Ben Rubin, executive director of the industry coalition Carbon Business Council, told CNBC that the increase in purchases reflects the UN’s 2022 IPCC report, which says decarbonization across all pathways will be necessary to limit global warming to below 1.5 degrees.
“The surge in demand for removal in 2023 was not a short-term response but the beginning of a structural change matched by increased private sector action and public policy support,” he told CNBC, adding that the purchases reflected a shift from small demonstration purchases to multi-year sales agreements.
“These buyers want to secure future supply, send demand signals to the market and address remaining emissions in their long-term climate strategies,” he said.
Building AI sustainably
Among Big Tech, Microsoft is considered a climate leader. Shilpika Gautam, CEO of climate finance platform Opna, told CNBC that the decarbonization market is “basically Microsoft.”
When asked about carbon credit purchases, Microsoft gave Ceezer different data. The company’s data reflects all types of carbon credits, not just permanent carbon removal.
Microsoft told CNBC that it sees a 247% increase in credit purchases to 5 million from 2022 to 2023, then a 337% increase to 21.9 million from 2023 to 2024, with a nearly 100% increase in the next fiscal year, but did not provide an exact figure..
Microsoft’s chief sustainability officer, Melanie Nakagawa, told CNBC that the company is focused on reducing emissions and eliminating what appears to be carbon negative by 2030.
“As a first mover in the decarbonization market, we are in a unique position to send demand signals that can lead to increased supply. A decarbonization market with more solutions and more buyers will bring us all closer to achieving our collective goals and driving positive planetary and economic impact,” he said in an emailed statement.
Microsoft did not specifically address whether its carbon credit purchases were related to its AI strategy.
Renewable energy will likely play a key role in meeting the growing demand for AI data centers.
Leveraging data from its platform, Ceezer’s Drewlies stated that they do not rely solely on carbon credits, saying, “Over time, as AI has increased, emissions have increased slightly when looking at large companies, but not that noticeably. This means that hyperscalers have been able to react relatively quickly, including by switching to renewable energy.” he said.
Opna’s Gautaum said Microsoft’s carbon credit purchases are largely “attributable to the creation of AI data centers.”
Gautaum added that Microsoft’s investment in companies that develop low-carbon materials, such as Sublime Systems and Stegra, makes sense because, when scaled up, they enable the construction of sustainable infrastructure.
He said Big Tech’s “buying spree” of carbon credits to offset emissions was at odds with their “belief and desire to build back better.”
Last year on Amazon launched a platform where its partners can purchase carbon credits. It also invests in reducing the impact of the materials it uses, water and energy efficiency, and renewable energy sources.

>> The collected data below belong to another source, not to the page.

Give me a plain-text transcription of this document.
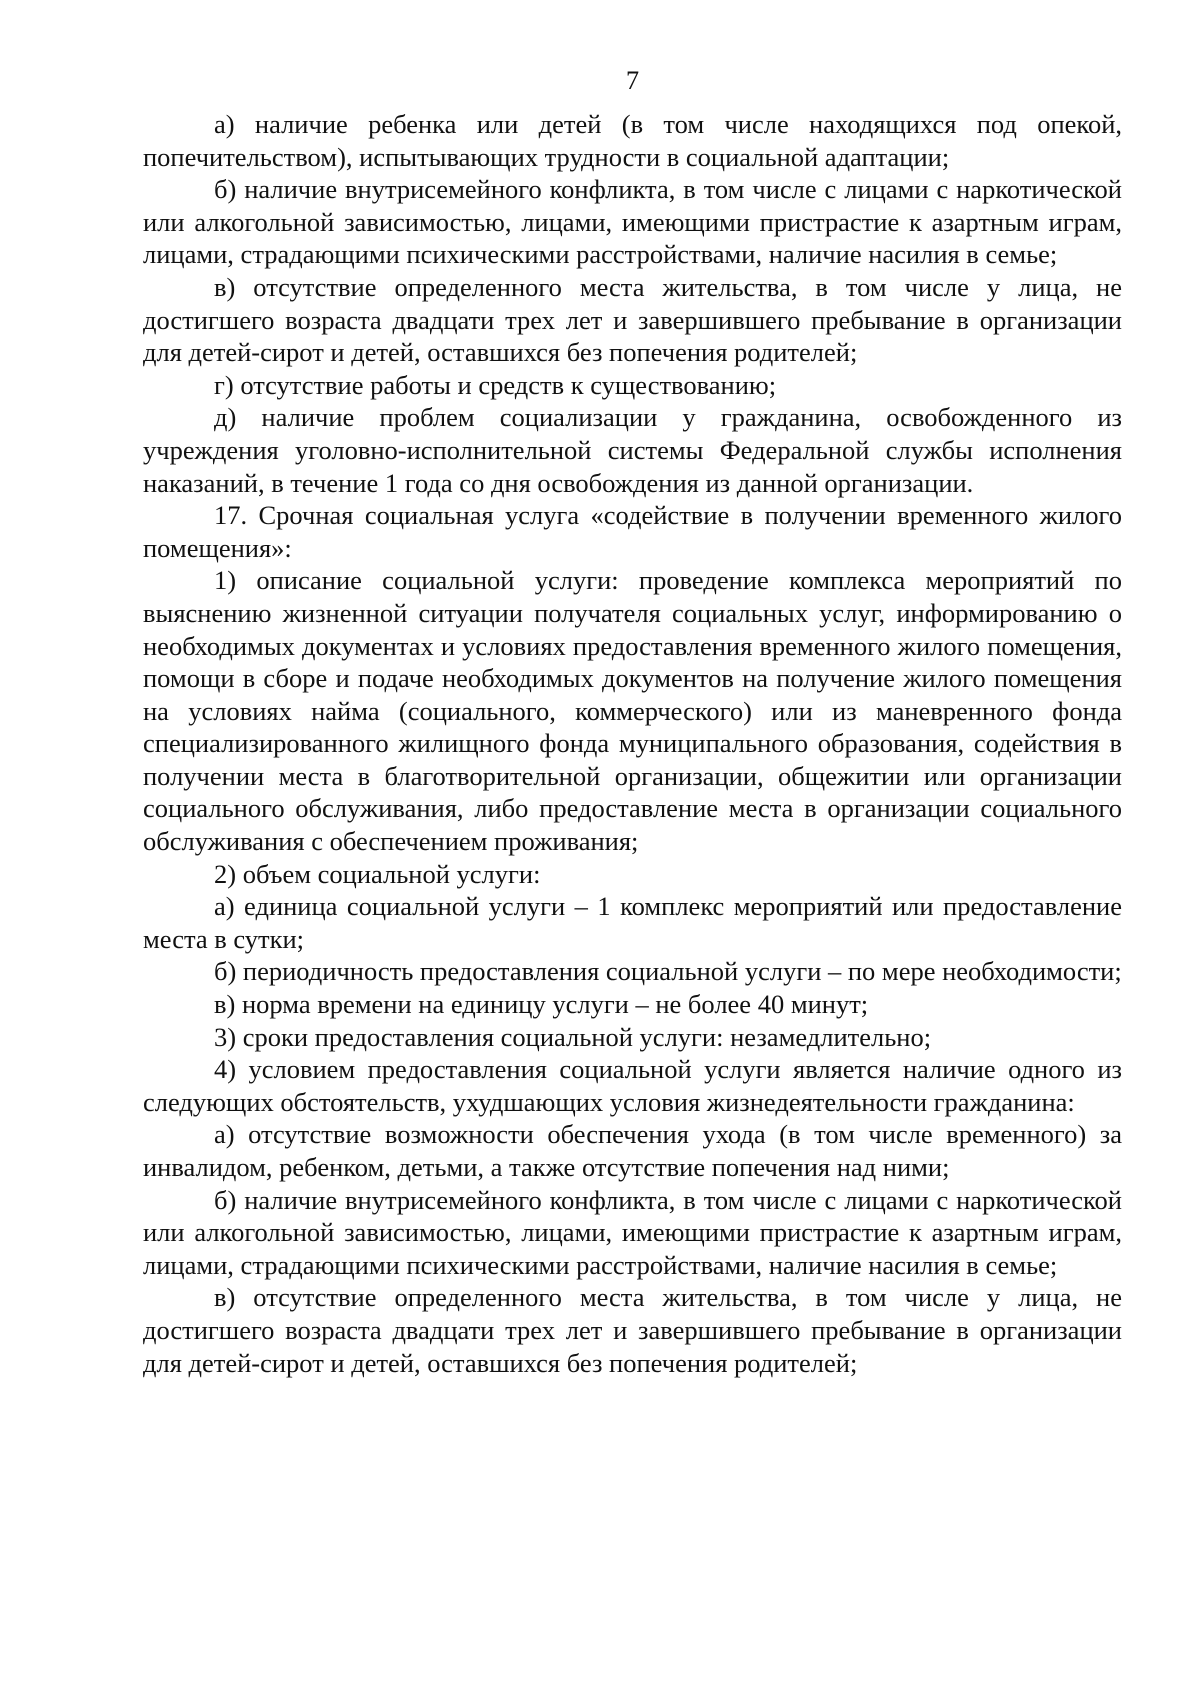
7

а) наличие ребенка или детей (в том числе находящихся под опекой, попечительством), испытывающих трудности в социальной адаптации;

б) наличие внутрисемейного конфликта, в том числе с лицами с наркотической или алкогольной зависимостью, лицами, имеющими пристрастие к азартным играм, лицами, страдающими психическими расстройствами, наличие насилия в семье;

в) отсутствие определенного места жительства, в том числе у лица, не достигшего возраста двадцати трех лет и завершившего пребывание в организации для детей-сирот и детей, оставшихся без попечения родителей;

г) отсутствие работы и средств к существованию;

д) наличие проблем социализации у гражданина, освобожденного из учреждения уголовно-исполнительной системы Федеральной службы исполнения наказаний, в течение 1 года со дня освобождения из данной организации.

17. Срочная социальная услуга «содействие в получении временного жилого помещения»:

1) описание социальной услуги: проведение комплекса мероприятий по выяснению жизненной ситуации получателя социальных услуг, информированию о необходимых документах и условиях предоставления временного жилого помещения, помощи в сборе и подаче необходимых документов на получение жилого помещения на условиях найма (социального, коммерческого) или из маневренного фонда специализированного жилищного фонда муниципального образования, содействия в получении места в благотворительной организации, общежитии или организации социального обслуживания, либо предоставление места в организации социального обслуживания с обеспечением проживания;

2) объем социальной услуги:

а) единица социальной услуги – 1 комплекс мероприятий или предоставление места в сутки;

б) периодичность предоставления социальной услуги – по мере необходимости;

в) норма времени на единицу услуги – не более 40 минут;

3) сроки предоставления социальной услуги: незамедлительно;

4) условием предоставления социальной услуги является наличие одного из следующих обстоятельств, ухудшающих условия жизнедеятельности гражданина:

а) отсутствие возможности обеспечения ухода (в том числе временного) за инвалидом, ребенком, детьми, а также отсутствие попечения над ними;

б) наличие внутрисемейного конфликта, в том числе с лицами с наркотической или алкогольной зависимостью, лицами, имеющими пристрастие к азартным играм, лицами, страдающими психическими расстройствами, наличие насилия в семье;

в) отсутствие определенного места жительства, в том числе у лица, не достигшего возраста двадцати трех лет и завершившего пребывание в организации для детей-сирот и детей, оставшихся без попечения родителей;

He added that it would be “great” if there was no one left in the decarbonization business in 10 years, because it would mean “we’ve committed to building back better.”
Drrewelies said net-zero commitments precede the AI boost, adding that carbon credit purchases will “probably” increase.
“There is a good chance that AI will practically support the need to remove carbon dioxide as a fast and flexible tool to deal with emissions increases,” he added.